At the center of the performance is Carmela Remigio in the role of Maria Callas. The soprano consciously avoided any caricatural imitation of the historical figure, instead constructing a deeply human portrayal marked by fragility and despair. She did not seek to reproduce Callas’s timbre, but rather to restore her inner dimension. Her meticulous work on phrasing and text was supported by notable vocal power, resulting in a complex portrait in which the diva yields to the woman.

(Photo: Gianni Cravedi)
Baritone Bruno Taddia created a Pasolini of strong physical presence and considerable interpretative depth. Particularly noteworthy was his ability to integrate the character’s multiple facets without fragmenting them, allowing them to flow naturally into one another.

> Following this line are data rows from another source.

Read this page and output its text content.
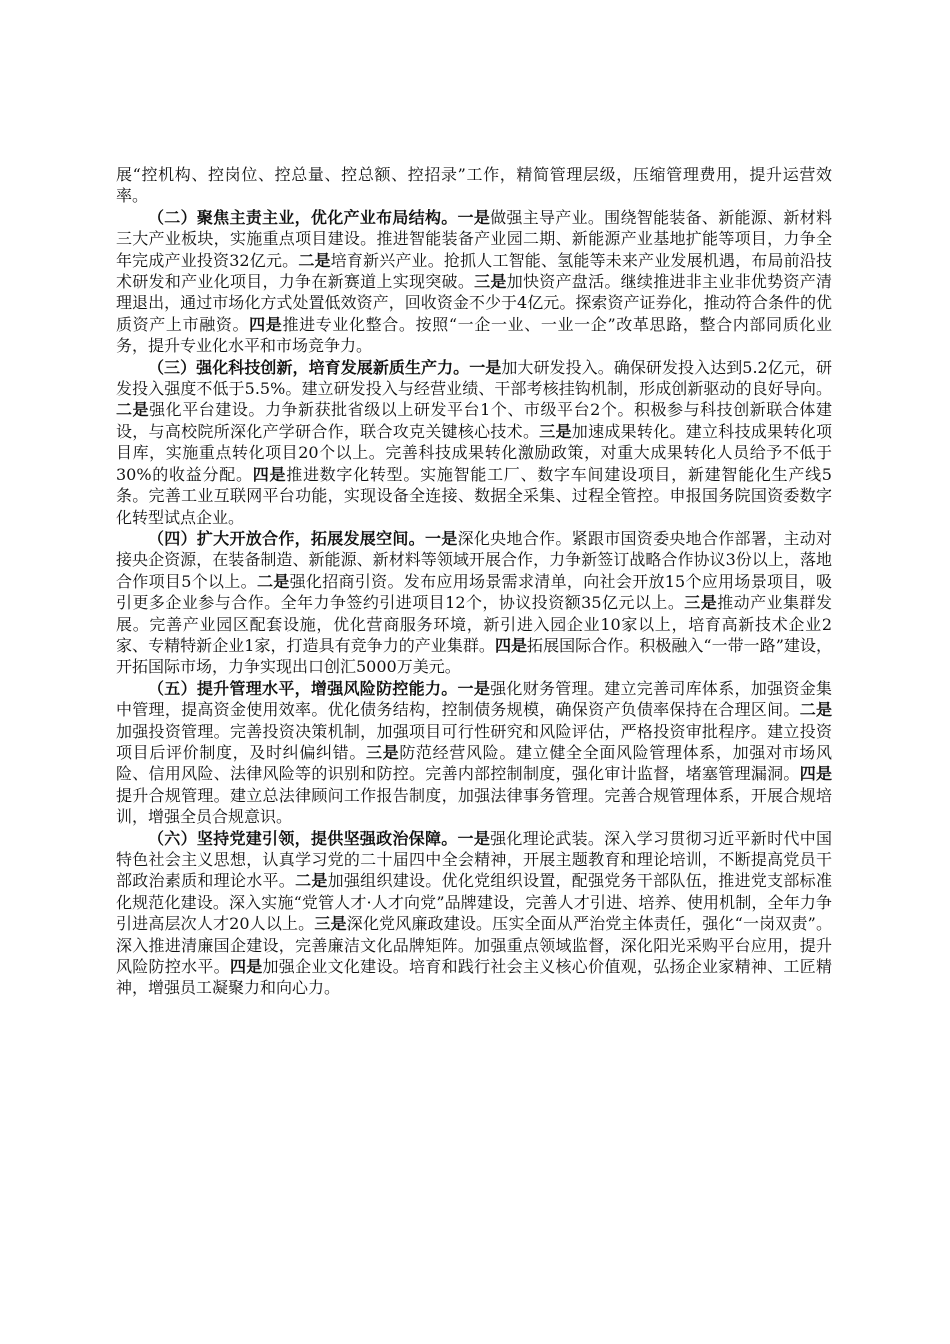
展“控机构、控岗位、控总量、控总额、控招录”工作，精简管理层级，压缩管理费用，提升运营效率。

（二）聚焦主责主业，优化产业布局结构。一是做强主导产业。围绕智能装备、新能源、新材料三大产业板块，实施重点项目建设。推进智能装备产业园二期、新能源产业基地扩能等项目，力争全年完成产业投资32亿元。二是培育新兴产业。抢抓人工智能、氢能等未来产业发展机遇，布局前沿技术研发和产业化项目，力争在新赛道上实现突破。三是加快资产盘活。继续推进非主业非优势资产清理退出，通过市场化方式处置低效资产，回收资金不少于4亿元。探索资产证券化，推动符合条件的优质资产上市融资。四是推进专业化整合。按照“一企一业、一业一企”改革思路，整合内部同质化业务，提升专业化水平和市场竞争力。

（三）强化科技创新，培育发展新质生产力。一是加大研发投入。确保研发投入达到5.2亿元，研发投入强度不低于5.5%。建立研发投入与经营业绩、干部考核挂钩机制，形成创新驱动的良好导向。二是强化平台建设。力争新获批省级以上研发平台1个、市级平台2个。积极参与科技创新联合体建设，与高校院所深化产学研合作，联合攻克关键核心技术。三是加速成果转化。建立科技成果转化项目库，实施重点转化项目20个以上。完善科技成果转化激励政策，对重大成果转化人员给予不低于30%的收益分配。四是推进数字化转型。实施智能工厂、数字车间建设项目，新建智能化生产线5条。完善工业互联网平台功能，实现设备全连接、数据全采集、过程全管控。申报国务院国资委数字化转型试点企业。

（四）扩大开放合作，拓展发展空间。一是深化央地合作。紧跟市国资委央地合作部署，主动对接央企资源，在装备制造、新能源、新材料等领域开展合作，力争新签订战略合作协议3份以上，落地合作项目5个以上。二是强化招商引资。发布应用场景需求清单，向社会开放15个应用场景项目，吸引更多企业参与合作。全年力争签约引进项目12个，协议投资额35亿元以上。三是推动产业集群发展。完善产业园区配套设施，优化营商服务环境，新引进入园企业10家以上，培育高新技术企业2家、专精特新企业1家，打造具有竞争力的产业集群。四是拓展国际合作。积极融入“一带一路”建设，开拓国际市场，力争实现出口创汇5000万美元。

（五）提升管理水平，增强风险防控能力。一是强化财务管理。建立完善司库体系，加强资金集中管理，提高资金使用效率。优化债务结构，控制债务规模，确保资产负债率保持在合理区间。二是加强投资管理。完善投资决策机制，加强项目可行性研究和风险评估，严格投资审批程序。建立投资项目后评价制度，及时纠偏纠错。三是防范经营风险。建立健全全面风险管理体系，加强对市场风险、信用风险、法律风险等的识别和防控。完善内部控制制度，强化审计监督，堵塞管理漏洞。四是提升合规管理。建立总法律顾问工作报告制度，加强法律事务管理。完善合规管理体系，开展合规培训，增强全员合规意识。

（六）坚持党建引领，提供坚强政治保障。一是强化理论武装。深入学习贯彻习近平新时代中国特色社会主义思想，认真学习党的二十届四中全会精神，开展主题教育和理论培训，不断提高党员干部政治素质和理论水平。二是加强组织建设。优化党组织设置，配强党务干部队伍，推进党支部标准化规范化建设。深入实施“党管人才·人才向党”品牌建设，完善人才引进、培养、使用机制，全年力争引进高层次人才20人以上。三是深化党风廉政建设。压实全面从严治党主体责任，强化“一岗双责”。深入推进清廉国企建设，完善廉洁文化品牌矩阵。加强重点领域监督，深化阳光采购平台应用，提升风险防控水平。四是加强企业文化建设。培育和践行社会主义核心价值观，弘扬企业家精神、工匠精神，增强员工凝聚力和向心力。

The duets were especially effective, both with his lover–where the vocal line became more incisive–and with Maria, where a more exposed Pier Paolo emerged, revealing the character’s internal contradictions.
Tenor Didier Pieri convincingly shaped the figure of Ninetto Davoli, here referred to as “Il ragazzo” (the boy/the lover), endowing him with a clear stage presence and a solid vocal profile. His clean emission, consistent line, and especially vivid diction in Roman dialect contributed to defining a character essential to the dramatic balance, as he embodied Pasolini’s most immediate emotional conflict.
Meanwhile, soprano Caterina Meldolesi brought solidity and musicality to the role of “La Madre” (Pasolini’s mother). Though limited in scope, the character assumes significant symbolic weight within the dramatic structure. Her careful emission, precise phrasing, and clarity of diction combined with an effective stage presence.
Ultimately, “Cronaca di un amore: Callas e Pasolini” emerges as a work that offers no answers, but instead poses questions. Although Maria and Pier Paolo remained in contact over time without ever formalizing their relationship, the opera suggests that both are, in the end, condemned to solitude. They died not long apart, and the work seems to underscore this final awareness: the impossibility of a love that, precisely for that reason, finds its greatest expressive strength.